Though not based in California, Duffy + Duffy has represented clients in audits involving California properties and offers dedicated support if a study is ever challenged. They are a strong choice for developers, funds, or REITs managing $20M+ assets who prioritize defensibility over speed. Their deep bench of tax professionals makes them well-equipped to coordinate directly with in-house counsel or outside tax advisors.
7. Maven Cost Seg: Best for Investor-Friendly Service
• Founded: 2023
• Headquarters: Sterling Heights, MI
Maven Cost Seg was built for real estate investors who want clarity, not complexity. While some firms bury the tax strategy in jargon, Maven stands out for its client-first model: streamlined intake, transparent timelines, and plain-English reporting. This makes them especially appealing to California investors who are newer to cost segregation or managing small-to-mid-sized portfolios across markets like Sacramento, Oakland, or Santa Ana.
Their team combines engineering backgrounds with investment literacy, focusing not just on depreciation mechanics but on how studies impact overall cash flow, IRR, and financing models. They also provide side-by-side federal vs. California tax savings estimates, an essential feature given the state’s disallowance of bonus depreciation. While they don’t have the scale of larger firms, their process is built for speed, transparency, and actionable guidance.

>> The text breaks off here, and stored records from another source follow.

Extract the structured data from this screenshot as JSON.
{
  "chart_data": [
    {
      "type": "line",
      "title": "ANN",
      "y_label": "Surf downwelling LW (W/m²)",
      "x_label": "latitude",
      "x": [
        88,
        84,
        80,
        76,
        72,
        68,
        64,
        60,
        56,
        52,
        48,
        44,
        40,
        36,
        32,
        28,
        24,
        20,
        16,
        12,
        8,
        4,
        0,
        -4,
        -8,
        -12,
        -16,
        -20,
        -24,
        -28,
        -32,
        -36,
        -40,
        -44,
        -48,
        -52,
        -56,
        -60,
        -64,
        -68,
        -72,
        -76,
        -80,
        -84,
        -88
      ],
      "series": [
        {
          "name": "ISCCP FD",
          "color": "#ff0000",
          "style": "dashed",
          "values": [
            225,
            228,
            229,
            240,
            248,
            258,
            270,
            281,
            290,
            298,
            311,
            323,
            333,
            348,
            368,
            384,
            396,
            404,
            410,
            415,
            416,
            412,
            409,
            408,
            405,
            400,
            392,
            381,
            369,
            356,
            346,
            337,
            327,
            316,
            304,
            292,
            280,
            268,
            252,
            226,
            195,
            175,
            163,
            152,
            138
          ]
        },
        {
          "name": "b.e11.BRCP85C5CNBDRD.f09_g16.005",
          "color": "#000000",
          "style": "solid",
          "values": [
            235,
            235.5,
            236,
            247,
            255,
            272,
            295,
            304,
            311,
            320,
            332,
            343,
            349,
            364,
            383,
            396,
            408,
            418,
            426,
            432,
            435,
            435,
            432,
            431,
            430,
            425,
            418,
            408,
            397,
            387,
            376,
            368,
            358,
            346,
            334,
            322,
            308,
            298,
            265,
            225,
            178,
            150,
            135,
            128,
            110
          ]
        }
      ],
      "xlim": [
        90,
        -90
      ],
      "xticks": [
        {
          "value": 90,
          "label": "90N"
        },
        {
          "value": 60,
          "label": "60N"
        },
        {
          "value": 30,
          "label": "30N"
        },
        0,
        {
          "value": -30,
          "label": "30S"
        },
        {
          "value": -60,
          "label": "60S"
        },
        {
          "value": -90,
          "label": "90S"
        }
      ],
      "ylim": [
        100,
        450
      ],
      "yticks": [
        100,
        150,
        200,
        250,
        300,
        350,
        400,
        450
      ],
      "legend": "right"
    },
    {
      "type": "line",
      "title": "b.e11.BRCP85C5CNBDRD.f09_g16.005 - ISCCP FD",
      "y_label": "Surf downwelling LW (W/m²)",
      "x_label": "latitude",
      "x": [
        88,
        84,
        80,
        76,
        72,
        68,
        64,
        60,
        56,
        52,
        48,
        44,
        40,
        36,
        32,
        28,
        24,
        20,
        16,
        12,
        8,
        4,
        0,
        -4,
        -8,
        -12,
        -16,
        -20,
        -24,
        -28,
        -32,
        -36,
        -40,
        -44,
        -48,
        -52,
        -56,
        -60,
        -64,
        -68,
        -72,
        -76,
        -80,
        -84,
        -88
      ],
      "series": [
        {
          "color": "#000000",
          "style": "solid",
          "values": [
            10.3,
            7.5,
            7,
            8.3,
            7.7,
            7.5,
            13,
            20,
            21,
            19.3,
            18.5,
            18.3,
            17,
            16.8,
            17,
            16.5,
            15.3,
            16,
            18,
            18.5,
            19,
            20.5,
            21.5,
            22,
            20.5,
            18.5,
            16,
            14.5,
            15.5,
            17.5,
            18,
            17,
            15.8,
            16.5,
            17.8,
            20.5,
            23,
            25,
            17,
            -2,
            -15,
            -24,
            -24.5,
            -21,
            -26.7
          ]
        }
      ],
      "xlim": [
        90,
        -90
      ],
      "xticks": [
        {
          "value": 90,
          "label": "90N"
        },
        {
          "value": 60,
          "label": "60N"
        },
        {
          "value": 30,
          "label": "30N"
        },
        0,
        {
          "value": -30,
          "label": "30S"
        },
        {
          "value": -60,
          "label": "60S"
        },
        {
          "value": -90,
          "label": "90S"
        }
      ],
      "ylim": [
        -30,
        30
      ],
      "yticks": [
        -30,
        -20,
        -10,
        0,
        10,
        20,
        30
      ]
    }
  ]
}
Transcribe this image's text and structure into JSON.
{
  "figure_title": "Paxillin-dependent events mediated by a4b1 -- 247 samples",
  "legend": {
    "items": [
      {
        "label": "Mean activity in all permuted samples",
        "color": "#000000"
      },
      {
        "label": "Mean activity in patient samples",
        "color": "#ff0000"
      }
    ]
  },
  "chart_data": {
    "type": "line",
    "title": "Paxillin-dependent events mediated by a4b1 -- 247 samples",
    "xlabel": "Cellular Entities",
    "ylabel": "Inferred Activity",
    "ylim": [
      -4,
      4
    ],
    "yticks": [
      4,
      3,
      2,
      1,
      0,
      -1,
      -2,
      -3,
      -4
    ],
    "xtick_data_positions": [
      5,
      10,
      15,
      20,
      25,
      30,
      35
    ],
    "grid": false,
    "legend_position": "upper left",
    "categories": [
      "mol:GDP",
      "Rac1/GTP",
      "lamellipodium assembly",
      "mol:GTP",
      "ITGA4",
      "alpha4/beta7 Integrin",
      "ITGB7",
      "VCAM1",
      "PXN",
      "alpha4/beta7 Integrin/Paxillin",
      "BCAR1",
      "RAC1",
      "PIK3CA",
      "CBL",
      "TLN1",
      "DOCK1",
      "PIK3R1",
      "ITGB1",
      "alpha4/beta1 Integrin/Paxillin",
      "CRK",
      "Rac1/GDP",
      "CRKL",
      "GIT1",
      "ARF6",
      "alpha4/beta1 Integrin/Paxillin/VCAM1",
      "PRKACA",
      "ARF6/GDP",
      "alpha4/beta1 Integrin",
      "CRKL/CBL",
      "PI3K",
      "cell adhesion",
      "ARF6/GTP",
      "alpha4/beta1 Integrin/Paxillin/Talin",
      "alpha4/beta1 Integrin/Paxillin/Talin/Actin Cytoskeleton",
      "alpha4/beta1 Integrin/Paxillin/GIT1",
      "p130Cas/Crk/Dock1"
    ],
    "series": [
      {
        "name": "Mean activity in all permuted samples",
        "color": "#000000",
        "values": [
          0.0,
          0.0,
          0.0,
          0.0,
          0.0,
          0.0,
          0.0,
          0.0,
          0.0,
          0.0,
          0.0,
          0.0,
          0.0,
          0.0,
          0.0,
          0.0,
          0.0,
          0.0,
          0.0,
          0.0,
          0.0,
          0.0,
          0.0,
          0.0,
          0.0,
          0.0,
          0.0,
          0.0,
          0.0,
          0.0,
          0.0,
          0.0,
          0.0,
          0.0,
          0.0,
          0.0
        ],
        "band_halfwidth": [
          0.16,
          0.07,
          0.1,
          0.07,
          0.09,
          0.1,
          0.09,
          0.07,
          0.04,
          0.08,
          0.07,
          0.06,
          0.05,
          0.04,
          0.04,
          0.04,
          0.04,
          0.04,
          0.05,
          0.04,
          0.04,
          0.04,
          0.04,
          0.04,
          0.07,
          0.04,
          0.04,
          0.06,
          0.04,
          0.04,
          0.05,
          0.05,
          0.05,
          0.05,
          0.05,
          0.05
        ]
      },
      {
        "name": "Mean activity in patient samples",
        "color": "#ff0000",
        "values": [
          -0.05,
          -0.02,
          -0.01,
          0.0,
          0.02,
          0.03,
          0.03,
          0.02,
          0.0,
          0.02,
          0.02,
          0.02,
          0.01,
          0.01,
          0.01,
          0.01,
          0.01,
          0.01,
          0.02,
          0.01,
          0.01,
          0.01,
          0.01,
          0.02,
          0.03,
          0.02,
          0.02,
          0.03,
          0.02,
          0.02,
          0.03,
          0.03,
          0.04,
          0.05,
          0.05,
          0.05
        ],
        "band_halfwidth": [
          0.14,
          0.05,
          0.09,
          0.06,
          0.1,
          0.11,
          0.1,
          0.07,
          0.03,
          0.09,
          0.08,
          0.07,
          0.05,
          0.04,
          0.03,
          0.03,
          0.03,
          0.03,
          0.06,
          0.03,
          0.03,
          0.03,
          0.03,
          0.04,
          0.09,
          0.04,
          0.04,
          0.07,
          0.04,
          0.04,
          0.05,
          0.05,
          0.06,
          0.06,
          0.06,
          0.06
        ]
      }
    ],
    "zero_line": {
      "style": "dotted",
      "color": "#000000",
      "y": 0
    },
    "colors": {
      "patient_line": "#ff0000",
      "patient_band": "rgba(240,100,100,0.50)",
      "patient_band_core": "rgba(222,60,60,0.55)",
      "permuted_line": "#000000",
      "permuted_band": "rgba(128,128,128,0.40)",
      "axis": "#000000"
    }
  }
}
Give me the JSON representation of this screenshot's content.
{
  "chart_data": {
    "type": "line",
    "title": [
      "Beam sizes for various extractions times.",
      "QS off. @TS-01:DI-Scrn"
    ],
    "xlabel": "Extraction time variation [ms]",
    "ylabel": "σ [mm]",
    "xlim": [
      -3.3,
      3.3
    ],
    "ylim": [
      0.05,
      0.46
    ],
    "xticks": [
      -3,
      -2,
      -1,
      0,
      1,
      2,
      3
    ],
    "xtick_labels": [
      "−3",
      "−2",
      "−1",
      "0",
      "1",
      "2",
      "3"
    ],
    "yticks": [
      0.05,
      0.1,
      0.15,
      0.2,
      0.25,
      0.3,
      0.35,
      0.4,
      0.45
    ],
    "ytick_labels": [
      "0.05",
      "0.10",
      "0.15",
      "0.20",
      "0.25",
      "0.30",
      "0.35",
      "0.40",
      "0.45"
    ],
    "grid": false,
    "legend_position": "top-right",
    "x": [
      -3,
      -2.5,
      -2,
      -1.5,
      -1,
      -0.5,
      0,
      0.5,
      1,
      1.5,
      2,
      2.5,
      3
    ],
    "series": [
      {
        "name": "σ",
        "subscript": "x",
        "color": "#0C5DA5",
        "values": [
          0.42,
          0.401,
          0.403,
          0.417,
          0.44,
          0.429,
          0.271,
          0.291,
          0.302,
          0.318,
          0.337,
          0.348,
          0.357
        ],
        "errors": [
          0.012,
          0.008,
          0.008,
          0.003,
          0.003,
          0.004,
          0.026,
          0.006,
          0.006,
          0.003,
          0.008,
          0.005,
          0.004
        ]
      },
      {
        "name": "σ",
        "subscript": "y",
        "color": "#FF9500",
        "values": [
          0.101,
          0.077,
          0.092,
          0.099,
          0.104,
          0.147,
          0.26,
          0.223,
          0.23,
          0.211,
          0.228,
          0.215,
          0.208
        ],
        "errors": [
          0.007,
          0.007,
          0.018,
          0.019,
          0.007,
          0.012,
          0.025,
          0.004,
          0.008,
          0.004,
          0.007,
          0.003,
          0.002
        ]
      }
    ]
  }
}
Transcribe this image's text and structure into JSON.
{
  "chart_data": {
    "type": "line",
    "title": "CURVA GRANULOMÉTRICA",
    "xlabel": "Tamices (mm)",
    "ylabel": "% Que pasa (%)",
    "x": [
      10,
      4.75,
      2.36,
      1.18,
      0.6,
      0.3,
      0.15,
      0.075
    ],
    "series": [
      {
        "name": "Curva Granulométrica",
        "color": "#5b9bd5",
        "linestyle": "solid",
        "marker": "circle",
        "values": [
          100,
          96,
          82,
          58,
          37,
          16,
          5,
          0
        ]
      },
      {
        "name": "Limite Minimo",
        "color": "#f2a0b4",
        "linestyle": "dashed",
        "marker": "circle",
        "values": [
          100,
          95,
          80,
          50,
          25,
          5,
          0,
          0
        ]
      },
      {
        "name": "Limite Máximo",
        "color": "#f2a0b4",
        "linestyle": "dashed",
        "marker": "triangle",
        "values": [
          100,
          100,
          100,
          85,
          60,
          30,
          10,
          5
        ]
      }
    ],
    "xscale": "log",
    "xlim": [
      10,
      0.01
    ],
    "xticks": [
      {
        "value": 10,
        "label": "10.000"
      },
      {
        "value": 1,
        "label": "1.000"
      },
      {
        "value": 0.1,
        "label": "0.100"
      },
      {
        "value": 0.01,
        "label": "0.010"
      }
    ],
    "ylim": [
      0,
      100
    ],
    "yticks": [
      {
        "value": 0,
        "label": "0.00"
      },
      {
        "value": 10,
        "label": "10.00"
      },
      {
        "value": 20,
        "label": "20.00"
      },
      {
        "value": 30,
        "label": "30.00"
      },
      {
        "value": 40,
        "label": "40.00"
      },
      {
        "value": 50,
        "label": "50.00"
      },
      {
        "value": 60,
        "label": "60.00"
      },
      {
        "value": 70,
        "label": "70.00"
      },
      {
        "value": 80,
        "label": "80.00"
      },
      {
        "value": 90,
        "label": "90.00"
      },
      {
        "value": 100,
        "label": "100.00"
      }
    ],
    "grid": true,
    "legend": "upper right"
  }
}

Finding the Right Fit for You
Cost segregation is not a one-size-fits-all solution. The firms highlighted here each bring different strengths (whether it is speed, scale, or deep technical expertise), so the best choice comes down to your portfolio, your priorities, and how aggressively you want to pursue savings.
What sets successful investors apart is not just owning valuable property, but leveraging every available strategy to maximize its return.
Choosing the right cost segregation partner ensures those opportunities are not left on the table, and that every dollar of tax savings is put back into fueling growth.